59. At Pancake Bay, I set up camp in near-darkness, silhouetted trees above suggest daylight, the day's fourteen-hour drive forgotten. A triumph, although not yet halfway there.
21. Ensconced on the Outward Bound bus from Thunder Bay, snaking north beside glimpses of Black River. I’ve been jogging for weeks. The others appear not to have prepared. They are shocked by their own inexperience and ineptitude with things outdoors; trees are second nature for only a few of our twenty-one. A motley flotilla of seven canoes. An undisciplined armada jostling with untamed nature.
Being with others, some of whom, like the couple from Palace Pier, have never set foot in a canoe before. I discover the marathon of leadership. Not to paddle ahead. Act as a team. The pinnacle, the myth of solo. Alone w rations of two teabags and a meagre plastic ziplock of granola. Telling stories of building squirrel traps to stave off boredom more than starvation.
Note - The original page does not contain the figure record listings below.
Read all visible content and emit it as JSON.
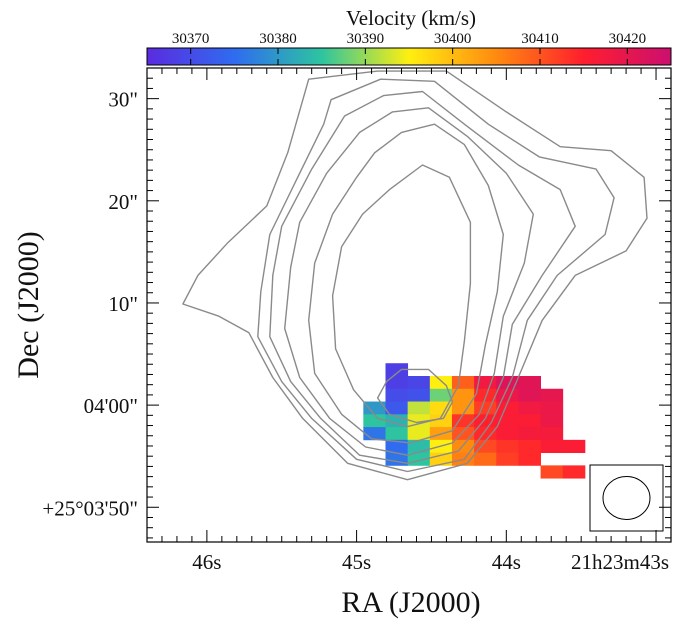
{
  "chart_data": {
    "type": "heatmap",
    "title": "",
    "xlabel": "RA (J2000)",
    "ylabel": "Dec (J2000)",
    "x_ticks": [
      {
        "ra_s": 46,
        "label": "46s"
      },
      {
        "ra_s": 45,
        "label": "45s"
      },
      {
        "ra_s": 44,
        "label": "44s"
      },
      {
        "ra_s": 43,
        "label": "21h23m43s"
      }
    ],
    "y_ticks": [
      {
        "dec_arcsec": 30,
        "label": "30\""
      },
      {
        "dec_arcsec": 20,
        "label": "20\""
      },
      {
        "dec_arcsec": 10,
        "label": "10\""
      },
      {
        "dec_arcsec": 0,
        "label": "04'00\""
      },
      {
        "dec_arcsec": -10,
        "label": "+25°03'50\""
      }
    ],
    "x_range_ra_s": [
      46.4,
      42.9
    ],
    "y_range_dec_arcsec": [
      -13.4,
      33.0
    ],
    "colorbar": {
      "label": "Velocity (km/s)",
      "range": [
        30365,
        30425
      ],
      "ticks": [
        30370,
        30380,
        30390,
        30400,
        30410,
        30420
      ],
      "colormap": [
        "#5b2be0",
        "#2f6cf0",
        "#2ec4a0",
        "#ffef10",
        "#ff8a10",
        "#ff1e2e",
        "#cc0f70"
      ]
    },
    "velocity_map": {
      "ra0_s": 44.955,
      "dec0_arcsec": 4.1,
      "cell_ra_s": 0.148,
      "cell_dec_arcsec": 1.25,
      "rows": [
        [
          30368,
          null,
          null,
          null,
          null,
          null,
          null,
          null
        ],
        [
          30368,
          30369,
          30395,
          30409,
          30418,
          30422,
          30421,
          null
        ],
        [
          30370,
          30371,
          30388,
          30404,
          30414,
          30419,
          30421,
          30420
        ],
        [
          30380,
          30372,
          30392,
          30397,
          30404,
          30412,
          30416,
          30418,
          30419
        ],
        [
          30385,
          30383,
          30394,
          30398,
          30413,
          30415,
          30416,
          30416,
          30419
        ],
        [
          30376,
          30385,
          30394,
          30403,
          30410,
          30414,
          30416,
          30417,
          30417
        ],
        [
          30375,
          30384,
          30395,
          30405,
          30411,
          30413,
          30414,
          30416,
          30416
        ],
        [
          30376,
          30385,
          30398,
          30406,
          30408,
          30412,
          30414,
          null
        ],
        [
          null,
          null,
          null,
          null,
          30411,
          30414,
          null,
          null
        ]
      ],
      "row_start_col": [
        1,
        1,
        1,
        0,
        0,
        0,
        1,
        1,
        4
      ]
    },
    "contours": [
      [
        [
          45.32,
          31.9
        ],
        [
          44.86,
          32.7
        ],
        [
          44.4,
          32.7
        ],
        [
          44.0,
          28.7
        ],
        [
          43.64,
          25.3
        ],
        [
          43.3,
          24.9
        ],
        [
          43.08,
          22.3
        ],
        [
          43.06,
          18.3
        ],
        [
          43.2,
          15.1
        ],
        [
          43.54,
          12.7
        ],
        [
          43.76,
          8.3
        ],
        [
          43.92,
          2.7
        ],
        [
          44.06,
          -2.1
        ],
        [
          44.26,
          -5.7
        ],
        [
          44.66,
          -7.3
        ],
        [
          45.06,
          -5.7
        ],
        [
          45.36,
          -1.3
        ],
        [
          45.56,
          2.7
        ],
        [
          45.72,
          7.1
        ],
        [
          45.92,
          8.7
        ],
        [
          46.16,
          9.9
        ],
        [
          46.06,
          12.7
        ],
        [
          45.86,
          15.9
        ],
        [
          45.6,
          19.5
        ],
        [
          45.46,
          24.7
        ],
        [
          45.32,
          31.9
        ]
      ],
      [
        [
          45.17,
          29.9
        ],
        [
          44.84,
          31.9
        ],
        [
          44.48,
          31.7
        ],
        [
          44.12,
          27.5
        ],
        [
          43.78,
          24.3
        ],
        [
          43.4,
          23.1
        ],
        [
          43.28,
          20.3
        ],
        [
          43.34,
          16.7
        ],
        [
          43.66,
          12.7
        ],
        [
          43.86,
          8.3
        ],
        [
          43.96,
          2.7
        ],
        [
          44.1,
          -1.7
        ],
        [
          44.28,
          -5.3
        ],
        [
          44.66,
          -6.5
        ],
        [
          45.0,
          -5.3
        ],
        [
          45.3,
          -1.3
        ],
        [
          45.5,
          2.3
        ],
        [
          45.66,
          6.7
        ],
        [
          45.64,
          11.1
        ],
        [
          45.58,
          16.7
        ],
        [
          45.38,
          22.7
        ],
        [
          45.22,
          27.5
        ],
        [
          45.17,
          29.9
        ]
      ],
      [
        [
          45.08,
          28.3
        ],
        [
          44.82,
          30.3
        ],
        [
          44.56,
          30.7
        ],
        [
          44.28,
          27.5
        ],
        [
          43.92,
          23.5
        ],
        [
          43.64,
          21.1
        ],
        [
          43.54,
          17.5
        ],
        [
          43.76,
          12.7
        ],
        [
          43.96,
          7.9
        ],
        [
          44.02,
          2.7
        ],
        [
          44.14,
          -1.3
        ],
        [
          44.32,
          -4.5
        ],
        [
          44.66,
          -5.7
        ],
        [
          44.98,
          -4.9
        ],
        [
          45.24,
          -1.3
        ],
        [
          45.44,
          2.3
        ],
        [
          45.58,
          6.7
        ],
        [
          45.56,
          12.7
        ],
        [
          45.5,
          17.5
        ],
        [
          45.3,
          23.1
        ],
        [
          45.08,
          28.3
        ]
      ],
      [
        [
          44.98,
          26.7
        ],
        [
          44.76,
          28.7
        ],
        [
          44.52,
          29.1
        ],
        [
          44.26,
          26.3
        ],
        [
          44.0,
          22.7
        ],
        [
          43.82,
          18.7
        ],
        [
          43.88,
          13.9
        ],
        [
          44.02,
          8.7
        ],
        [
          44.08,
          3.1
        ],
        [
          44.18,
          -0.9
        ],
        [
          44.36,
          -3.7
        ],
        [
          44.66,
          -4.9
        ],
        [
          44.94,
          -4.1
        ],
        [
          45.18,
          -1.3
        ],
        [
          45.38,
          2.7
        ],
        [
          45.48,
          7.5
        ],
        [
          45.44,
          13.5
        ],
        [
          45.38,
          17.9
        ],
        [
          45.2,
          22.7
        ],
        [
          44.98,
          26.7
        ]
      ],
      [
        [
          44.88,
          24.7
        ],
        [
          44.7,
          26.7
        ],
        [
          44.48,
          27.5
        ],
        [
          44.28,
          25.5
        ],
        [
          44.12,
          21.5
        ],
        [
          44.02,
          16.7
        ],
        [
          44.06,
          11.1
        ],
        [
          44.14,
          5.9
        ],
        [
          44.2,
          1.1
        ],
        [
          44.36,
          -2.5
        ],
        [
          44.64,
          -3.7
        ],
        [
          44.9,
          -3.3
        ],
        [
          45.1,
          -0.9
        ],
        [
          45.28,
          3.1
        ],
        [
          45.32,
          8.3
        ],
        [
          45.28,
          13.9
        ],
        [
          45.16,
          18.7
        ],
        [
          45.0,
          22.3
        ],
        [
          44.88,
          24.7
        ]
      ],
      [
        [
          44.78,
          21.1
        ],
        [
          44.56,
          23.5
        ],
        [
          44.38,
          22.3
        ],
        [
          44.24,
          17.9
        ],
        [
          44.24,
          11.9
        ],
        [
          44.28,
          6.3
        ],
        [
          44.32,
          1.9
        ],
        [
          44.44,
          -1.3
        ],
        [
          44.66,
          -2.1
        ],
        [
          44.86,
          -1.3
        ],
        [
          45.02,
          1.5
        ],
        [
          45.14,
          5.5
        ],
        [
          45.16,
          10.7
        ],
        [
          45.1,
          15.5
        ],
        [
          44.96,
          18.7
        ],
        [
          44.78,
          21.1
        ]
      ],
      [
        [
          44.8,
          2.3
        ],
        [
          44.7,
          3.5
        ],
        [
          44.52,
          3.5
        ],
        [
          44.4,
          1.9
        ],
        [
          44.36,
          0.3
        ],
        [
          44.42,
          -1.3
        ],
        [
          44.6,
          -1.7
        ],
        [
          44.78,
          -0.9
        ],
        [
          44.86,
          0.7
        ],
        [
          44.8,
          2.3
        ]
      ]
    ],
    "beam": {
      "major_arcsec": 4.6,
      "minor_arcsec": 4.2,
      "pa_deg": 90
    }
  }
}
Hunger inhabits the pine island I circumnavigate in the first hours. A howling wind translates tree limbs to phantom transistor radio stations. Daylight fades.
In the morning there is snow.
Pinches of granola dregs for breakfast. The radios’ blare a memory as I await the other canoes, my life jacket obelisk signaling the all-okay. I’m stuck, waiting for rescue. From myself. They take forever to show up. I miss my island.
One guy ate ants.

Later in the week, after our requisite tour of Laphroaig and Bowmore Distilleries, I head out again for a ramble, to wander and explore and take a few photos. An ancient Celtic cross – and then, not far from there, in a copse of trees covered in vibrant green, a moss-gnarled face greets me, gazing eternally. An image of that mossy trunk and its visage stayed for many years in my father’s study, though he from County Tipperary and it my mother’s clan that had emigrated from the Isle of Islay.